M. le président. « Art. 8. - L'autorité administrative notifie sa décision à la juridiction qui l'a saisie dans le délai de quinze jours francs à compter de la réception de l'avis de la commission. »
Je suis saisi de trois amendements qui peuvent faire l'objet d'une discussion commune.
Par amendement n° 24 rectifié, M. About, au nom de la commission des affaires étrangères et de la défense, propose de rédiger ainsi cet article :
« Dans le délai de quinze jours francs à compter de la réception de l'avis de la commission, ou à l'expiration du délai d'un mois mentionné à l'article 7, l'autorité administrative notifie sa décision, assortie du sens de l'avis, à la juridiction ou à la commission parlementaire ayant demandé la déclassification et la communication d'informations classifiées.
« Le sens de l'avis de la commission est publié au Journal officiel de la République française. »
Par amendement n° 12, M. Amoudry, au nom de la commission des lois, propose de compléter in fine l'article 8 par les mots : « ou de l'expiration du délai de deux mois mentionné à l'article 7. »
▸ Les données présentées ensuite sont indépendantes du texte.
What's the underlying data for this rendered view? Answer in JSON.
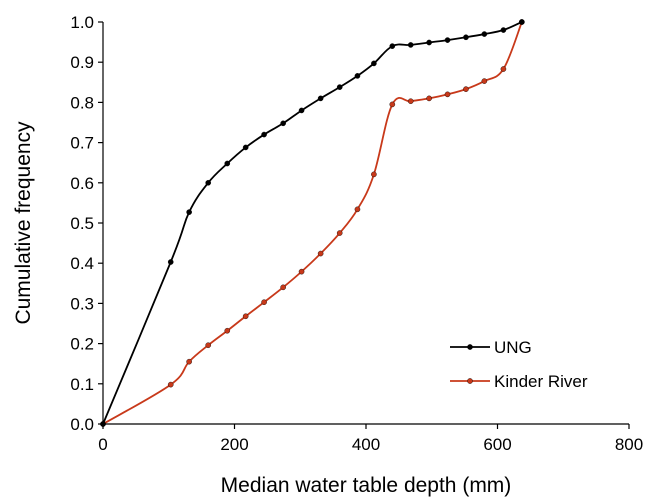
{
  "chart_data": {
    "type": "line",
    "title": "",
    "xlabel": "Median water table depth (mm)",
    "ylabel": "Cumulative frequency",
    "xlim": [
      0,
      800
    ],
    "ylim": [
      0,
      1.0
    ],
    "x_ticks": [
      "0",
      "200",
      "400",
      "600",
      "800"
    ],
    "y_ticks": [
      "0.0",
      "0.1",
      "0.2",
      "0.3",
      "0.4",
      "0.5",
      "0.6",
      "0.7",
      "0.8",
      "0.9",
      "1.0"
    ],
    "grid": false,
    "legend": "bottom-right",
    "series": [
      {
        "name": "UNG",
        "color": "#000000",
        "x": [
          0,
          103,
          131,
          160,
          189,
          217,
          245,
          274,
          302,
          331,
          360,
          387,
          412,
          440,
          468,
          496,
          524,
          552,
          580,
          609,
          637
        ],
        "y": [
          0.0,
          0.403,
          0.527,
          0.6,
          0.648,
          0.688,
          0.72,
          0.748,
          0.78,
          0.81,
          0.838,
          0.866,
          0.897,
          0.94,
          0.943,
          0.949,
          0.955,
          0.962,
          0.97,
          0.98,
          1.0
        ]
      },
      {
        "name": "Kinder River",
        "color": "#c8391a",
        "x": [
          0,
          103,
          131,
          160,
          189,
          217,
          245,
          274,
          302,
          331,
          360,
          387,
          412,
          440,
          468,
          496,
          524,
          552,
          580,
          609,
          637
        ],
        "y": [
          0.0,
          0.098,
          0.155,
          0.196,
          0.232,
          0.268,
          0.303,
          0.34,
          0.379,
          0.424,
          0.475,
          0.534,
          0.621,
          0.795,
          0.803,
          0.81,
          0.82,
          0.833,
          0.853,
          0.883,
          1.0
        ]
      }
    ]
  }
}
Par amendement n° 30, M. Bécart et les membres du groupe communiste républicain et citoyen proposent de compléter cet article par un alinéa ainsi rédigé :
« Lorsque l'autorité administrative prend une décision défavorable après un avis favorable ou favorable à une déclassification partielle, le président de la juridiction française qui a présenté la demande peut saisir le Premier ministre. »
La parole est à M. le rapporteur, pour présenter l'amendement n° 24 rectifié.
M. Nicolas About, rapporteur. Comme je l'ai indiqué dans la discussion générale, cet amendement tend à une nouvelle rédaction de l'article, en vue de définir une nouvelle procédure de publication du sens de l'avis de la commission consultative.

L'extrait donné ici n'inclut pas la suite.